Like any other offering from A24 (The Witch, Hereditary, Midsommar), Rose Glass’ directorial debut Saint Maud is an ethereally cerebral horror movie. In it, Morfydd Clark plays Katie, a sad and lonely young woman who has left her job due to unknown circumstances. When she begins to look after a terminally ill woman who is everything she is not—vivacious, free-spirited—Katie, who now goes by Maud, is enchanted. However, everything begins to spiral out of control when Maud becomes convinced she’s been sent to save the young woman’s soul.
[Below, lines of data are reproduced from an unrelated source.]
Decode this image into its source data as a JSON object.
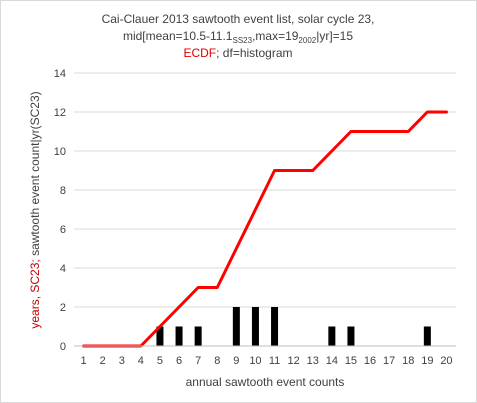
{
  "chart_data": {
    "type": "bar",
    "title_line1": "Cai-Clauer 2013 sawtooth event list, solar cycle 23,",
    "title_line2_prefix": "mid[mean=10.5-11.1",
    "title_line2_sub1": "SS23",
    "title_line2_mid": ",max=19",
    "title_line2_sub2": "2002",
    "title_line2_suffix": "|yr]=15",
    "title_line3_red": "ECDF",
    "title_line3_rest": ";  df=histogram",
    "xlabel": "annual sawtooth event counts",
    "ylabel_red": "years, SC23;",
    "ylabel_rest": " sawtooth event count|yr(SC23)",
    "xlim": [
      0.5,
      20.5
    ],
    "ylim": [
      0,
      14
    ],
    "yticks": [
      0,
      2,
      4,
      6,
      8,
      10,
      12,
      14
    ],
    "categories": [
      "1",
      "2",
      "3",
      "4",
      "5",
      "6",
      "7",
      "8",
      "9",
      "10",
      "11",
      "12",
      "13",
      "14",
      "15",
      "16",
      "17",
      "18",
      "19",
      "20"
    ],
    "grid": "horizontal",
    "series": [
      {
        "type": "bar",
        "color": "#000000",
        "x": [
          1,
          2,
          3,
          4,
          5,
          6,
          7,
          8,
          9,
          10,
          11,
          12,
          13,
          14,
          15,
          16,
          17,
          18,
          19,
          20
        ],
        "values": [
          0,
          0,
          0,
          0,
          1,
          1,
          1,
          0,
          2,
          2,
          2,
          0,
          0,
          1,
          1,
          0,
          0,
          0,
          1,
          0
        ]
      },
      {
        "name": "ECDF",
        "type": "line",
        "color": "#ff0000",
        "x": [
          1,
          2,
          3,
          4,
          5,
          6,
          7,
          8,
          9,
          10,
          11,
          12,
          13,
          14,
          15,
          16,
          17,
          18,
          19,
          20
        ],
        "values": [
          0,
          0,
          0,
          0,
          1,
          2,
          3,
          3,
          5,
          7,
          9,
          9,
          9,
          10,
          11,
          11,
          11,
          11,
          12,
          12
        ]
      }
    ]
  }
}
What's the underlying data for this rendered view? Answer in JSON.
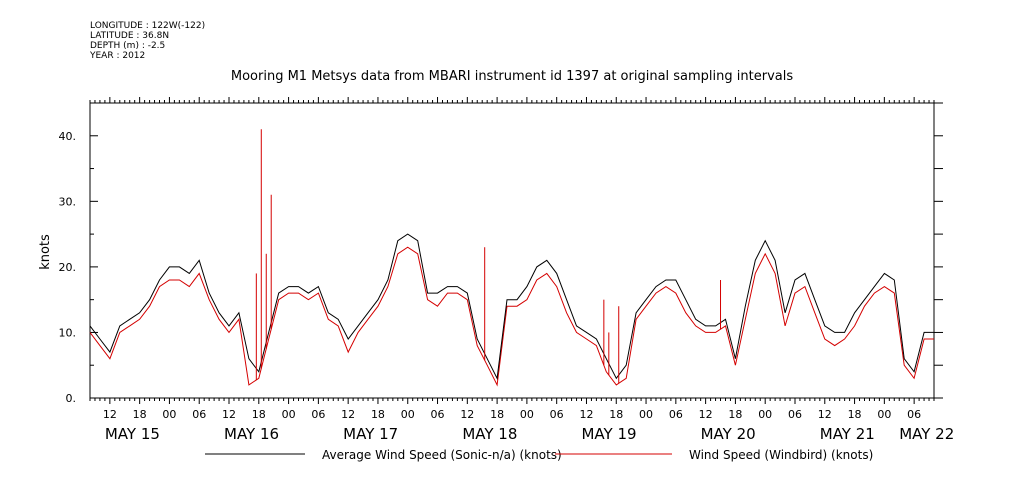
{
  "meta": {
    "longitude": "LONGITUDE : 122W(-122)",
    "latitude": "LATITUDE : 36.8N",
    "depth": "DEPTH (m) : -2.5",
    "year": "YEAR : 2012"
  },
  "chart_data": {
    "type": "line",
    "title": "Mooring M1 Metsys data from MBARI instrument id 1397 at original sampling intervals",
    "ylabel": "knots",
    "xlabel": "",
    "ylim": [
      0,
      45
    ],
    "yticks": [
      0,
      10,
      20,
      30,
      40
    ],
    "ytick_labels": [
      "0.",
      "10.",
      "20.",
      "30.",
      "40."
    ],
    "xlim_hours": [
      8,
      178
    ],
    "xticks_hours": [
      12,
      18,
      24,
      30,
      36,
      42,
      48,
      54,
      60,
      66,
      72,
      78,
      84,
      90,
      96,
      102,
      108,
      114,
      120,
      126,
      132,
      138,
      144,
      150,
      156,
      162,
      168,
      174
    ],
    "xtick_labels": [
      "12",
      "18",
      "00",
      "06",
      "12",
      "18",
      "00",
      "06",
      "12",
      "18",
      "00",
      "06",
      "12",
      "18",
      "00",
      "06",
      "12",
      "18",
      "00",
      "06",
      "12",
      "18",
      "00",
      "06",
      "12",
      "18",
      "00",
      "06"
    ],
    "date_labels": [
      {
        "hour": 12,
        "text": "MAY 15"
      },
      {
        "hour": 36,
        "text": "MAY 16"
      },
      {
        "hour": 60,
        "text": "MAY 17"
      },
      {
        "hour": 84,
        "text": "MAY 18"
      },
      {
        "hour": 108,
        "text": "MAY 19"
      },
      {
        "hour": 132,
        "text": "MAY 20"
      },
      {
        "hour": 156,
        "text": "MAY 21"
      },
      {
        "hour": 172,
        "text": "MAY 22"
      }
    ],
    "grid": false,
    "legend_position": "bottom",
    "series": [
      {
        "name": "Average Wind Speed (Sonic-n/a) (knots)",
        "color": "#000000",
        "x_hours": [
          8,
          10,
          12,
          14,
          16,
          18,
          20,
          22,
          24,
          26,
          28,
          30,
          32,
          34,
          36,
          38,
          40,
          42,
          44,
          46,
          48,
          50,
          52,
          54,
          56,
          58,
          60,
          62,
          64,
          66,
          68,
          70,
          72,
          74,
          76,
          78,
          80,
          82,
          84,
          86,
          88,
          90,
          92,
          94,
          96,
          98,
          100,
          102,
          104,
          106,
          108,
          110,
          112,
          114,
          116,
          118,
          120,
          122,
          124,
          126,
          128,
          130,
          132,
          134,
          136,
          138,
          140,
          142,
          144,
          146,
          148,
          150,
          152,
          154,
          156,
          158,
          160,
          162,
          164,
          166,
          168,
          170,
          172,
          174,
          176,
          178
        ],
        "values": [
          11,
          9,
          7,
          11,
          12,
          13,
          15,
          18,
          20,
          20,
          19,
          21,
          16,
          13,
          11,
          13,
          6,
          4,
          10,
          16,
          17,
          17,
          16,
          17,
          13,
          12,
          9,
          11,
          13,
          15,
          18,
          24,
          25,
          24,
          16,
          16,
          17,
          17,
          16,
          9,
          6,
          3,
          15,
          15,
          17,
          20,
          21,
          19,
          15,
          11,
          10,
          9,
          6,
          3,
          5,
          13,
          15,
          17,
          18,
          18,
          15,
          12,
          11,
          11,
          12,
          6,
          14,
          21,
          24,
          21,
          13,
          18,
          19,
          15,
          11,
          10,
          10,
          13,
          15,
          17,
          19,
          18,
          6,
          4,
          10,
          10
        ]
      },
      {
        "name": "Wind Speed (Windbird) (knots)",
        "color": "#d40000",
        "x_hours": [
          8,
          10,
          12,
          14,
          16,
          18,
          20,
          22,
          24,
          26,
          28,
          30,
          32,
          34,
          36,
          38,
          40,
          42,
          44,
          46,
          48,
          50,
          52,
          54,
          56,
          58,
          60,
          62,
          64,
          66,
          68,
          70,
          72,
          74,
          76,
          78,
          80,
          82,
          84,
          86,
          88,
          90,
          92,
          94,
          96,
          98,
          100,
          102,
          104,
          106,
          108,
          110,
          112,
          114,
          116,
          118,
          120,
          122,
          124,
          126,
          128,
          130,
          132,
          134,
          136,
          138,
          140,
          142,
          144,
          146,
          148,
          150,
          152,
          154,
          156,
          158,
          160,
          162,
          164,
          166,
          168,
          170,
          172,
          174,
          176,
          178
        ],
        "values": [
          10,
          8,
          6,
          10,
          11,
          12,
          14,
          17,
          18,
          18,
          17,
          19,
          15,
          12,
          10,
          12,
          2,
          3,
          9,
          15,
          16,
          16,
          15,
          16,
          12,
          11,
          7,
          10,
          12,
          14,
          17,
          22,
          23,
          22,
          15,
          14,
          16,
          16,
          15,
          8,
          5,
          2,
          14,
          14,
          15,
          18,
          19,
          17,
          13,
          10,
          9,
          8,
          4,
          2,
          3,
          12,
          14,
          16,
          17,
          16,
          13,
          11,
          10,
          10,
          11,
          5,
          12,
          19,
          22,
          19,
          11,
          16,
          17,
          13,
          9,
          8,
          9,
          11,
          14,
          16,
          17,
          16,
          5,
          3,
          9,
          9
        ]
      }
    ],
    "spikes": {
      "series": "Wind Speed (Windbird) (knots)",
      "x_hours": [
        41.5,
        42.5,
        43.5,
        44.5,
        87.5,
        111.5,
        112.5,
        114.5,
        135
      ],
      "values": [
        19,
        41,
        22,
        31,
        23,
        15,
        10,
        14,
        18
      ]
    }
  }
}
Produced by Amazon, The Report is an engrossing depiction of the US Senate’s investigation into the CIA’s “enhanced interrogation” program—how it came to be, who knew about it, and how the CIA massaged the facts to support its efficacy. Adam Driver stars as Daniel Jones, the lead investigator who plowed an increasingly lonely path to the truth, battling against political resistance and CIA interference all the way. Driver is, as is his habit these days, superb, and the film’s 82 percent “fresh” rating on Rotten Tomatoes is well earned.
Sound of Metal
When punk-rock drummer and recovering addict Ruben starts experiencing hearing loss, it threatens to upend his entire life. Faced with an impossible choice between giving up his hearing or giving up his career, Ruben begins to spiral, until his girlfriend Lou checks him into a rehab center for the deaf, forcing him to confront his own behavior as much as the future he faces. Riz Ahmed is in spectacular form as the troubled Ruben, while Olivia Cooke’s turn as Lou, who suffers with her own demons, including self-harm, is riveting. Fittingly enough, Sound of Metal also features incredibly nuanced use of sound—and its absence—as director Darius Marder crafts one of the finest dramas in recent years.